Facebook may soon be getting its chequebook out for a UK start-up after a leading executive said it was looking at acquiring talent to beef up its mobile expertise.
Julien Codorniou, head of Facebook’s gaming and app partnerships across Europe, said: “Anywhere you see mobile talent, we see opportunities.
“In the UK we’ve done a few talent acquisitions. We look at many, many opportunities.”
Facebook was last month linked to a deal to acquire London-based artificial intelligence company DeepMind, which was eventually snapped up by Google for £400m.
Oxford-based games developer NaturalMotion was also recently acquired by US gaming giant Zynga in a £317m takeover. Deals such as these are known as acqui-hires, where talented developers are bought into a company through a buyout of their start-up.
Facebook is sitting on an $11bn cash pile, giving it ample resources to buy-in talent, and Mr Codorniou said that London was a one of five hotspots for mobile app development in Europe.

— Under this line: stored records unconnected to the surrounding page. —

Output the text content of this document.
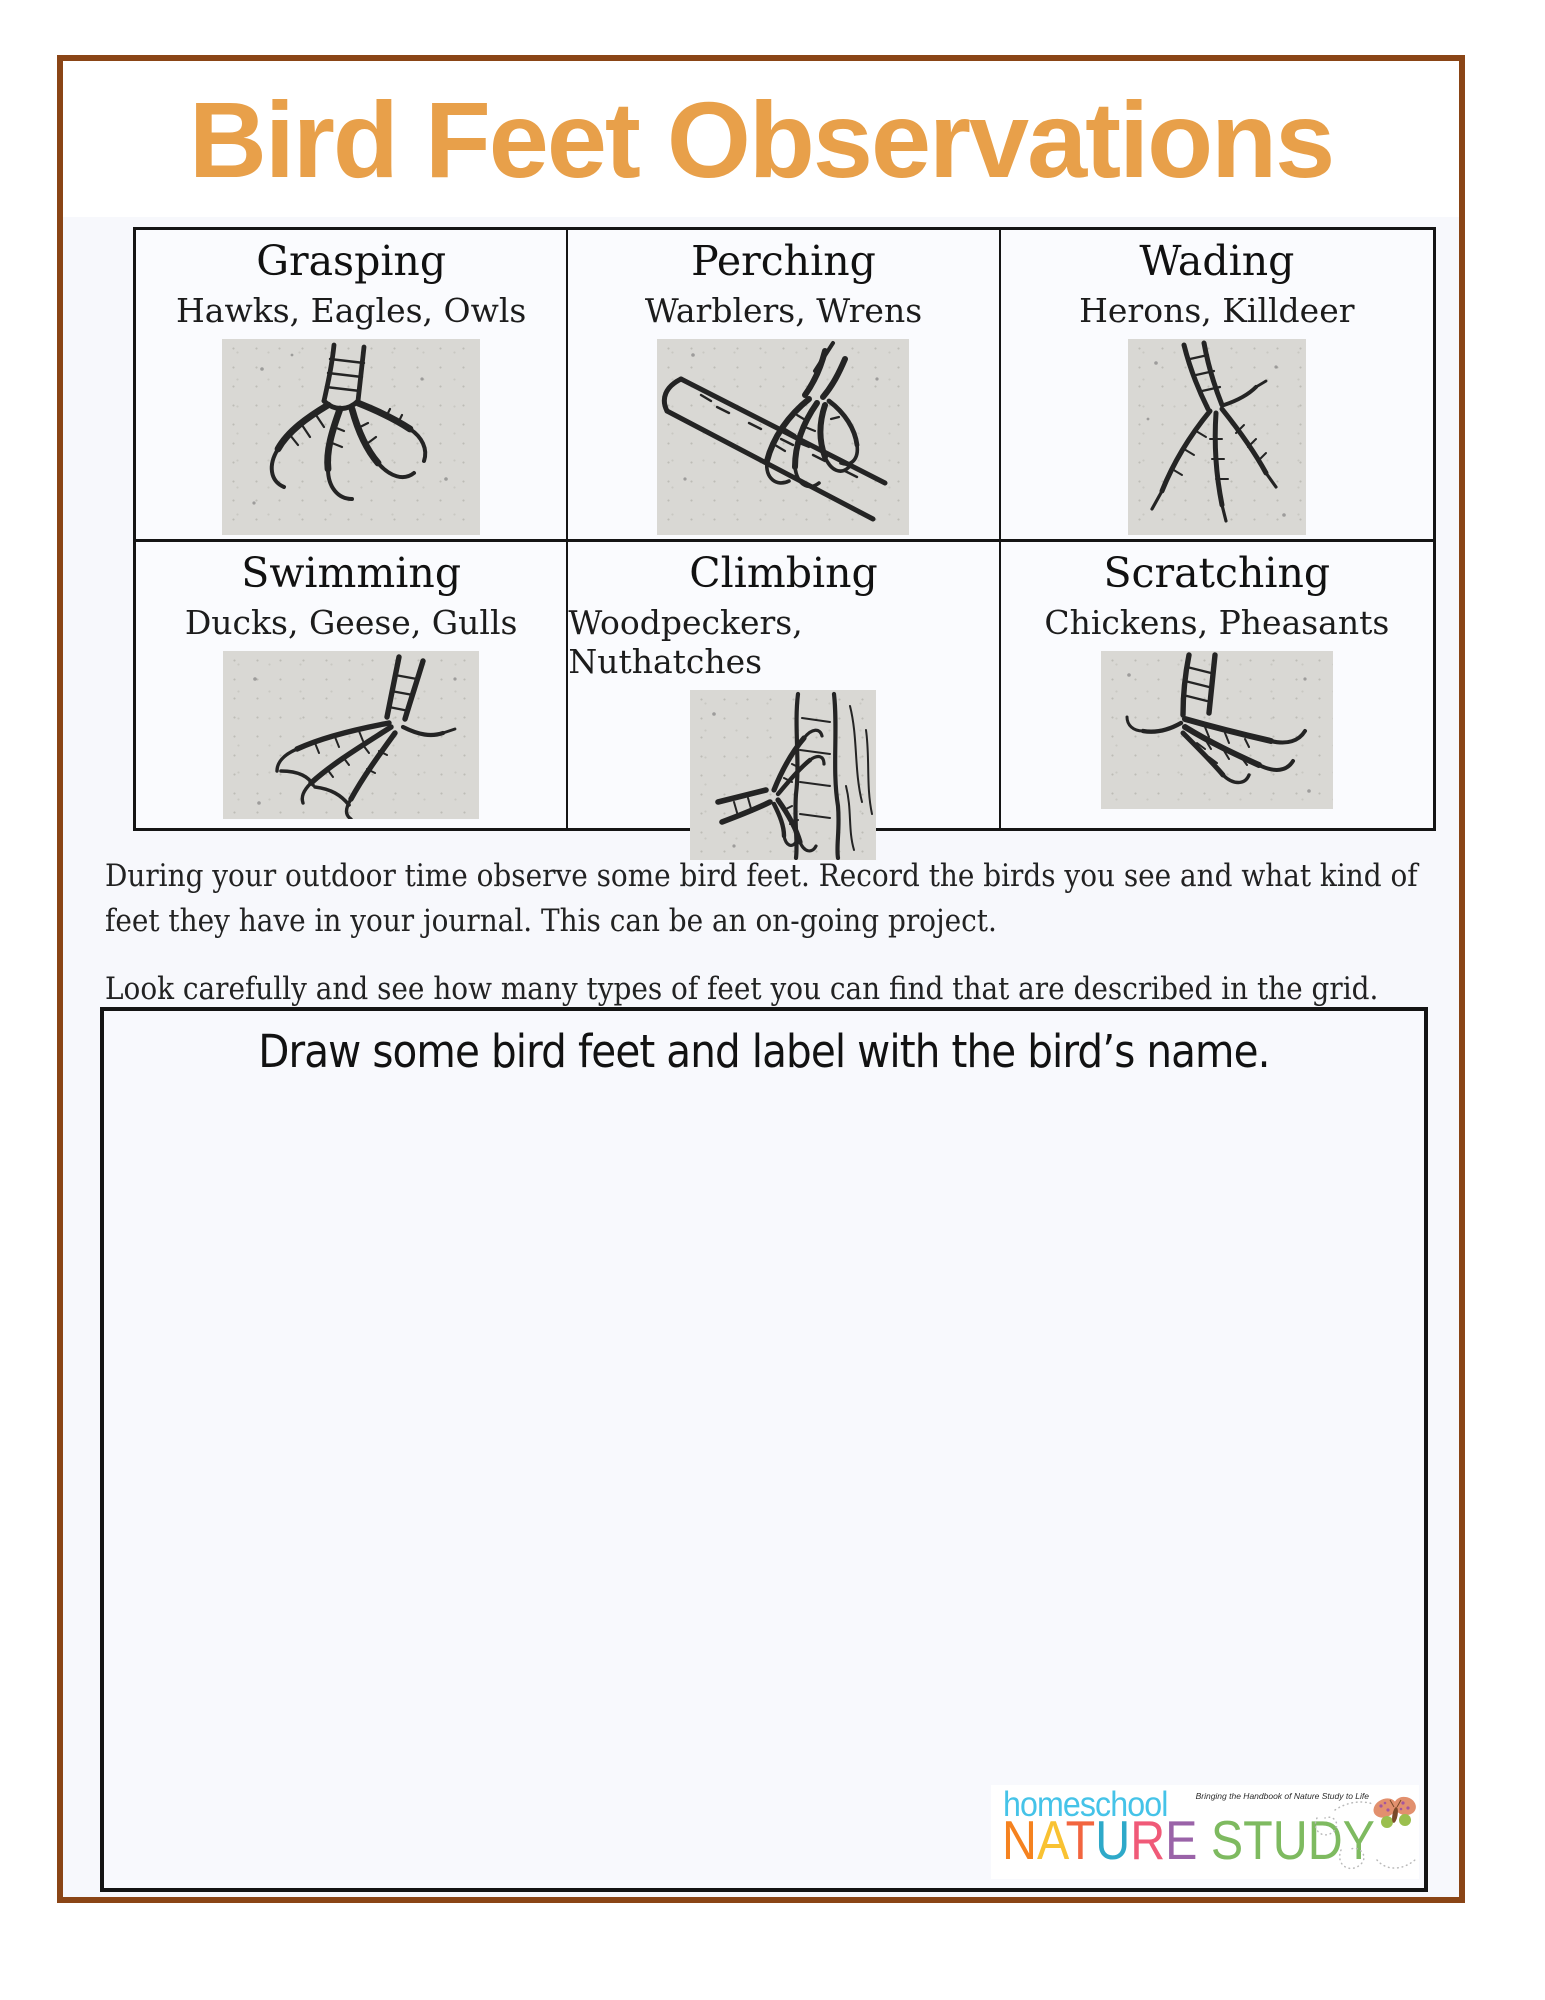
Bird Feet Observations
Grasping
Hawks, Eagles, Owls
Perching
Warblers, Wrens
Wading
Herons, Killdeer
Swimming
Ducks, Geese, Gulls
Climbing
Woodpeckers, Nuthatches
Scratching
Chickens, Pheasants
During your outdoor time observe some bird feet. Record the birds you see and what kind of feet they have in your journal. This can be an on-going project.
Look carefully and see how many types of feet you can find that are described in the grid.
Draw some bird feet and label with the bird’s name.
homeschool
NATURE STUDY
Bringing the Handbook of Nature Study to Life
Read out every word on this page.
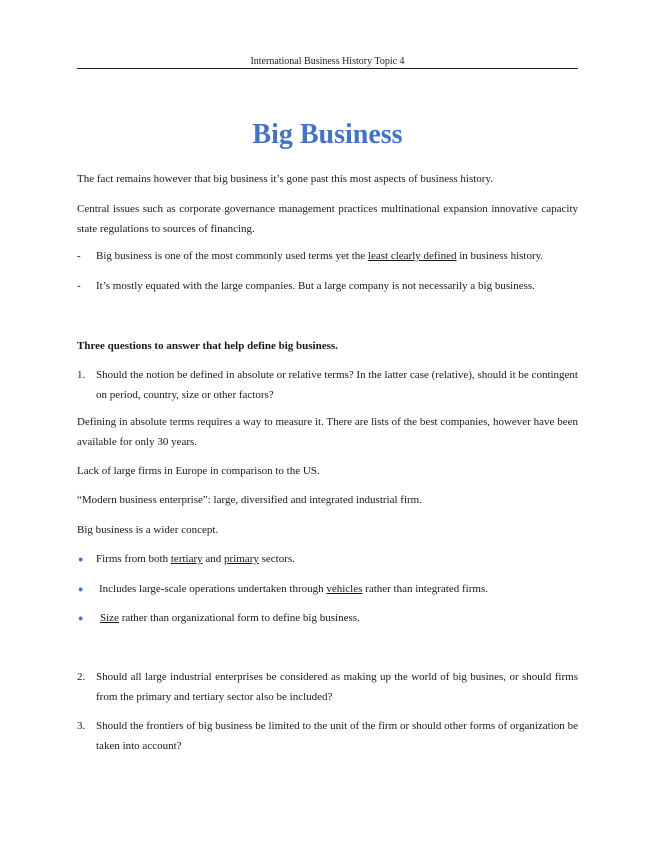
International Business History Topic 4
Big Business

The fact remains however that big business it’s gone past this most aspects of business history.

Central issues such as corporate governance management practices multinational expansion innovative capacity state regulations to sources of financing.

- Big business is one of the most commonly used terms yet the least clearly defined in business history.

- It’s mostly equated with the large companies. But a large company is not necessarily a big business.

Three questions to answer that help define big business.
1. Should the notion be defined in absolute or relative terms? In the latter case (relative), should it be contingent on period, country, size or other factors?

Defining in absolute terms requires a way to measure it. There are lists of the best companies, however have been available for only 30 years.

Lack of large firms in Europe in comparison to the US.

“Modern business enterprise”: large, diversified and integrated industrial firm.

Big business is a wider concept.

● Firms from both tertiary and primary sectors.

● Includes large-scale operations undertaken through vehicles rather than integrated firms.

● Size rather than organizational form to define big business.

2. Should all large industrial enterprises be considered as making up the world of big busines, or should firms from the primary and tertiary sector also be included?

3. Should the frontiers of big business be limited to the unit of the firm or should other forms of organization be taken into account?
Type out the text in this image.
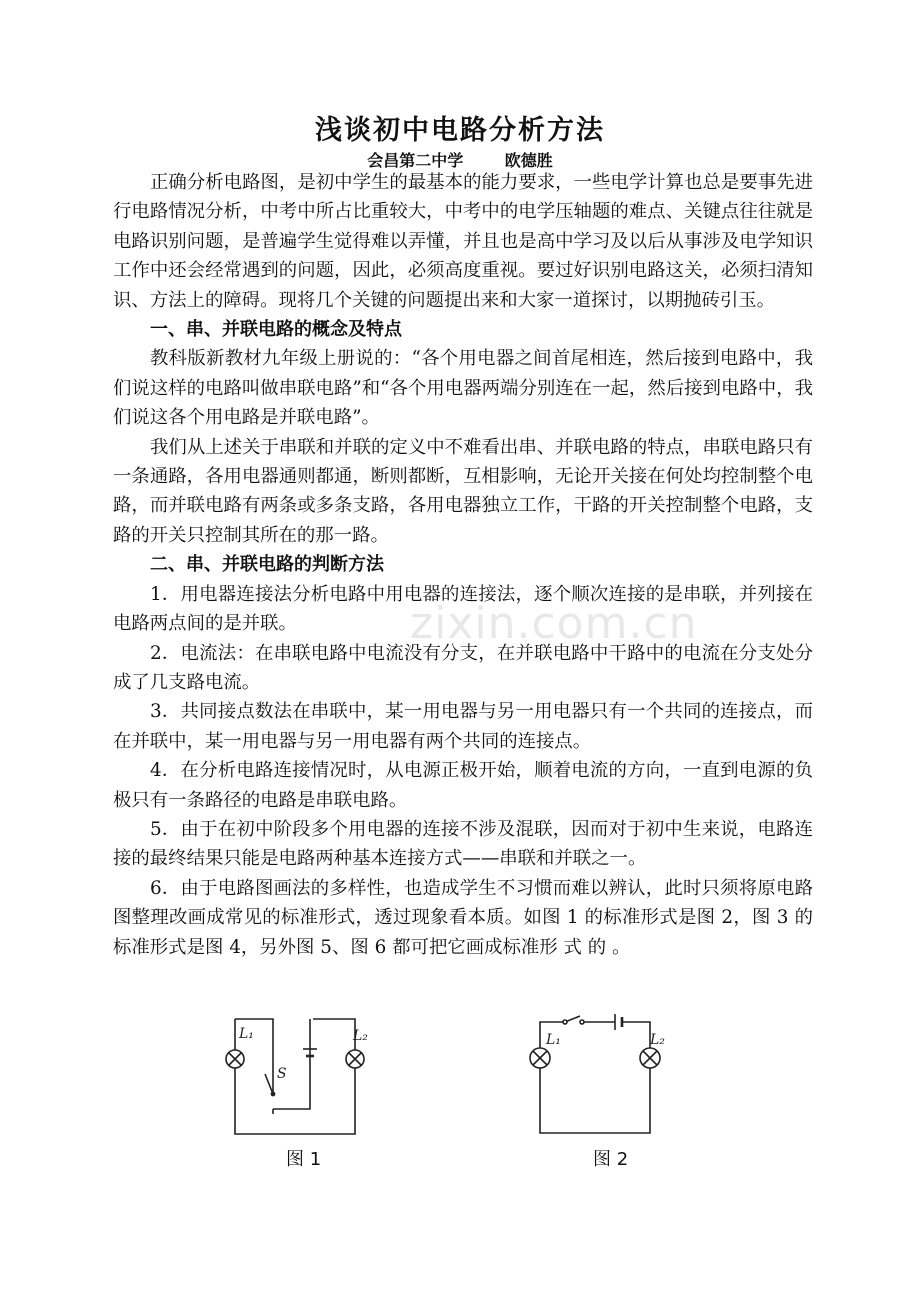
zixin.com.cn
浅谈初中电路分析方法
会昌第二中学	欧德胜

正确分析电路图，是初中学生的最基本的能力要求，一些电学计算也总是要事先进行电路情况分析，中考中所占比重较大，中考中的电学压轴题的难点、关键点往往就是电路识别问题，是普遍学生觉得难以弄懂，并且也是高中学习及以后从事涉及电学知识工作中还会经常遇到的问题，因此，必须高度重视。要过好识别电路这关，必须扫清知识、方法上的障碍。现将几个关键的问题提出来和大家一道探讨，以期抛砖引玉。

一、串、并联电路的概念及特点

教科版新教材九年级上册说的：“各个用电器之间首尾相连，然后接到电路中，我们说这样的电路叫做串联电路”和“各个用电器两端分别连在一起，然后接到电路中，我们说这各个用电路是并联电路”。

我们从上述关于串联和并联的定义中不难看出串、并联电路的特点，串联电路只有一条通路，各用电器通则都通，断则都断，互相影响，无论开关接在何处均控制整个电路，而并联电路有两条或多条支路，各用电器独立工作，干路的开关控制整个电路，支路的开关只控制其所在的那一路。

二、串、并联电路的判断方法

1．用电器连接法分析电路中用电器的连接法，逐个顺次连接的是串联，并列接在电路两点间的是并联。

2．电流法：在串联电路中电流没有分支，在并联电路中干路中的电流在分支处分成了几支路电流。

3．共同接点数法在串联中，某一用电器与另一用电器只有一个共同的连接点，而在并联中，某一用电器与另一用电器有两个共同的连接点。

4．在分析电路连接情况时，从电源正极开始，顺着电流的方向，一直到电源的负极只有一条路径的电路是串联电路。

5．由于在初中阶段多个用电器的连接不涉及混联，因而对于初中生来说，电路连接的最终结果只能是电路两种基本连接方式——串联和并联之一。

6．由于电路图画法的多样性，也造成学生不习惯而难以辨认，此时只须将原电路图整理改画成常见的标准形式，透过现象看本质。如图 1 的标准形式是图 2，图 3 的标准形式是图 4，另外图 5、图 6 都可把它画成标准形 式 的 。

L₁	L₂
S
图 1
L₁	L₂
图 2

Mr Codorniou singled out London-based event booking app YPlan a “a very important partner” and tipped SpaceApe, the developer behind games such as Samurai Seige, as a promising UK start-up.
Facebook founder Mark Zuckerberg has taken great pains to transform the social network into a ‘mobile first’ company and last week Facebook launched a new standalone smartphone app called Paper.
Mr Codorniou, who helps companies build on Facebook or integrate it into their apps, echoed Mr Zuckerberg’s focus, saying: “Most of the companies we work with are mobile first or mobile only. It’s very, very mobile. “
Last month Mr Zuckerberg reported that almost half the people who use Facebook now do so from their smart phones, while mobile advertising income now makes up 53 per cent of all ad revenue.
Mr Codorniou predicted that this year online shopping would be transformed by smartphones: “The first industry to be disrupted by mobile was gaming and the next will be e-commerce.”
Meanwhile, a London start-up that lets small businesses avoid steep fees when exchanging currency has raised over £5m in funding, as the UK’s alternative finance industry continues to gather momentum.
Kantox has raised €6.4m from French venture capital firm Partech Ventures, Spanish investment firm Cabiedes & Partners and existing investor FXStreet. The start-up, headquartered in the heart of the City of London by Bishopsgate, provides a platform for small and medium businesses to exchange foreign currency at a cheaper rate than offered by banks.